I have dh, my dcs, friends and I'm happy. I am more content without my manipulative sibling who causes nothing but drama. Her messages had a lot of "me's" in. The only way it it ended amicably with dm, was me saying that I would be there for her in her old age, and be civil with sibling should I bump into them, etc as we were for df; the parting of ways wouldn't affect her.

I told her I never felt she loved me growing up, we weren't close. She hasn't addressed any of it; it's been swept under the carpet.

Dm and I are very different people. I was a lot closer to my df, who passed away over a year ago. I take after him more. I find dm selfish, entitled and like a little girl lost at times. Since df passed (they were divorced), it has really highlighted the traits of dm he was tormented by in his later year's. I tried to buy her affection since I was a little girl; I never felt enough. Df made me feel like the most loved person on earth. I miss him dearly; his death has only made me see that he was the one person in my old family that I was connected to.

Since dm split up with her bf, fell out with friends (most of them were through her bf), she has been texting me every day, sometimes multiple times.

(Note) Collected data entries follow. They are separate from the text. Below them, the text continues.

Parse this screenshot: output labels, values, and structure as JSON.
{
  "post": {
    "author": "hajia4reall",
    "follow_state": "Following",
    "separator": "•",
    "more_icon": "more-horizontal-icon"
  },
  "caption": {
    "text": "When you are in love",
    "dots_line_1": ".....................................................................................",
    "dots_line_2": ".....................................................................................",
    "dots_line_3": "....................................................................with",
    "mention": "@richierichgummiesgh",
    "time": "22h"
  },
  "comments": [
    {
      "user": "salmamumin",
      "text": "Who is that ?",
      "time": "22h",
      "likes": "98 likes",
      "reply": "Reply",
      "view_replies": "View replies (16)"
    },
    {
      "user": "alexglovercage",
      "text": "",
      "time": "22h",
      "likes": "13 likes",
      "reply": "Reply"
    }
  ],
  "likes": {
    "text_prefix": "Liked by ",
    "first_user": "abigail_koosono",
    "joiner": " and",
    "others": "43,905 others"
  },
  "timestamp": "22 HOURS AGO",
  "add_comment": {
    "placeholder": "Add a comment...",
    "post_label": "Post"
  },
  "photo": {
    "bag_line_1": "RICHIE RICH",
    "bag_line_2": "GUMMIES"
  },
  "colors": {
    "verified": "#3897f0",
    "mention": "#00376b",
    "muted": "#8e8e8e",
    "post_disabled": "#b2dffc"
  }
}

She mainly just has me & ny family, her sister, and acquaintances. I have been delaying responses to try to manage expectations, but it isn't working. She'll text in the middle of dcs bedtime routine/school run times etc which I understand she'll forget about, but she expects responses to be faster. We're not close, our argument was sorecently, I still feel hurt and feel she should be turning to her son who she puts first, yet she complains that she "doesn't hear from him." He is selfish so he'll bother when it suits him. I feel used quite honestly.

My dcs love dm dearly, their relationship is separate and I love that this at least a positive.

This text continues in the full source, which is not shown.